论《废都》《白鹿原》性叙述中的性别政治*①

刘传霞

( 济南大学 文学院,山东 济南,250002 )

1990年代以来活跃在性叙述行列中的作家,除了钟情于都市生活的青年作家,还有贾平凹、陈忠实等执着于乡土写作的中年作家。贾平凹为那些深陷在消费文化“废都”里、而且被消费文化“废掉”了政治话语权力的精英知识分子或者说男性文化英雄量身打造了一个性神话;陈忠实在“白鹿原”上为践行传统儒家文化的仁人君子建造了一座性道德丰碑。与1960-1980年代出生的青年作家相比,性在1950年代作家笔下牵连着更多的历史与现实,绝不仅仅是单纯谋取快感的消费品,而是历史与文化的多重象喻。
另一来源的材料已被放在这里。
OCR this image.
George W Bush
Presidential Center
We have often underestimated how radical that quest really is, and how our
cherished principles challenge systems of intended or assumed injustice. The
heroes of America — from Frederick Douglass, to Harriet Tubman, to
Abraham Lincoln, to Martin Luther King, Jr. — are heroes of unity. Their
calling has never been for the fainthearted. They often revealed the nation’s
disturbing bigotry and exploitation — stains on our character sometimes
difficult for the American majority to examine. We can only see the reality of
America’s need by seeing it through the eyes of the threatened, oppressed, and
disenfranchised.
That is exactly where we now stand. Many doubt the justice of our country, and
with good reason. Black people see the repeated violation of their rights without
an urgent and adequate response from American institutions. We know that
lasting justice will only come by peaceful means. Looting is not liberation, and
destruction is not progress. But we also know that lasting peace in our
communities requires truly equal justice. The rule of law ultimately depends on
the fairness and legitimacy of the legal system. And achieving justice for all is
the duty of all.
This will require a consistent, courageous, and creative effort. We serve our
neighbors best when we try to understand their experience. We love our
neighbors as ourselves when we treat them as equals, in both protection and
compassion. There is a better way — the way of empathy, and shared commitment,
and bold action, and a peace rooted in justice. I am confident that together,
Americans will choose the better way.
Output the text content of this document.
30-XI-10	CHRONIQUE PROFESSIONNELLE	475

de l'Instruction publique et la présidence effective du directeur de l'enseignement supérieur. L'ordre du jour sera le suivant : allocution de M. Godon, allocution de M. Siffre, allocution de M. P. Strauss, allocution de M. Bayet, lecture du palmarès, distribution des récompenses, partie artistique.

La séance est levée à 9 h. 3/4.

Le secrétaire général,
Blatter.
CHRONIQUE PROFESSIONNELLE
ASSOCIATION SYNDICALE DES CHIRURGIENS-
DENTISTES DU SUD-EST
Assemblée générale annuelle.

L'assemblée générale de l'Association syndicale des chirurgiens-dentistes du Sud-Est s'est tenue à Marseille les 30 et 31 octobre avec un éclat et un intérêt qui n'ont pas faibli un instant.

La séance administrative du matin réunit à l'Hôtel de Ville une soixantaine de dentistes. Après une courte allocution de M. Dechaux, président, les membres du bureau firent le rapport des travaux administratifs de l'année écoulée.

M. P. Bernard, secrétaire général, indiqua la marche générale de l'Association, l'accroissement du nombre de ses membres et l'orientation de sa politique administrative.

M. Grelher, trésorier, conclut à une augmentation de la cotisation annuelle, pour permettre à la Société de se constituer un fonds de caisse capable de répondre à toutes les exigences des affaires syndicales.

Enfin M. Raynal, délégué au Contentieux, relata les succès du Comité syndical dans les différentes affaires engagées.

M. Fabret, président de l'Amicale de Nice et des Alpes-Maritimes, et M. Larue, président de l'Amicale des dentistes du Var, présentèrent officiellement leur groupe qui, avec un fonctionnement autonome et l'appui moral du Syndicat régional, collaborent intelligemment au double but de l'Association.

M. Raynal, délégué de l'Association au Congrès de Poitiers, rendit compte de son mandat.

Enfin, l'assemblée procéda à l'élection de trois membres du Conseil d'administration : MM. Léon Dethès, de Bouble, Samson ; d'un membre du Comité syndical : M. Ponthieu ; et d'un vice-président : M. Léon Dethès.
不过,他们的作品也沾染了消费文化时代的性狂欢印记,其笔下的性叙述也透露着男权文化的性别政治。

《废都》;《白鹿原》;性叙述;象喻;性别政治

如果说在革命伦理的规训和管理之下,1950-1970年代的中国是一个禁欲主义的“无性时代”,当代文学身体叙事中矗立的是“无性的身体”,那么,1990年代以来在消费主义文化宰制下的中国,几乎可以称作是欲望主义的“性泛滥时代”。与1950-1970年代“谈性色变”的文化语境截然不同,1990年代以来,不论是在公共话语还是在私人话语中,性都是人们言说的绝对聚焦点。从五四新文学将性叙述纳入中国现代性历史进程以来,还没有哪个时期的文学性叙述像现在这般喧哗,像现在这般狂欢,像现在这般虚无。1990年代以来活跃在性叙述行列中的作家,除了钟情于都市生活的1960-1980年代出生的青年作家,还有一批执着于乡土写作的1950年代出生的中年作家,如贾平凹、陈忠实。贾平凹的《废都》为深陷在消费文化的“废都”、而且被消费文化“废掉”政治话语权力的精英知识分子或者说男性文化英雄量身打造了性神话;陈忠实的《白鹿原》为践行传统儒家文化的仁人君子在“白鹿原”上建造了一座性道德丰碑。与1960-1980年代出生的青年作家相比,性在他们笔下牵连着更多的历史与现实,绝不是单纯的谋取快感消费品,而是历史与文化的多重象喻。不过,他们的作品也沾染消费文化时代的性狂欢印记,其笔下的性叙述也透露着男权文化的性别政治。

一、“废都”里溃败的性神话

1993年中国文化界最为轰动的事件就是贾平凹《废都》的出版与被禁。7月份《废都》公开出版,首印50万册,另有6家出版社以“租版型”的方式同时印刷,每家印数超过10万册。3个月后《废都》被查禁,直到2009年解禁,由作家出版社重新公开排版发行。在经济开放、消费文化初成气候的1990年代,《废都》不仅在销量上创造了记录,而且在评论界也创造了记录,“几乎所有的评论家都写了评论文章,很快就结集成七八十万字的《废都大评》”*狄蕊红:《<废都>被禁17年再出版“性描写”删节照旧》,《华商报》2009年7月28日。。在中国出版史和传播史上,《废都》都是一个值得研究的案例。《废都》从出版伊始就经常被评论者和出版商比作当代《西厢记》、《红楼梦》、《金瓶梅》、《沉沦》,中国的《查泰莱夫人》、《洛丽塔》,这种比附不论是艺术评判还是商业炒作,都明确地传达了一个信息:《废都》是一部具有独特而大胆的性描写的作品,在中国文学性叙述史上是值得特别关注的。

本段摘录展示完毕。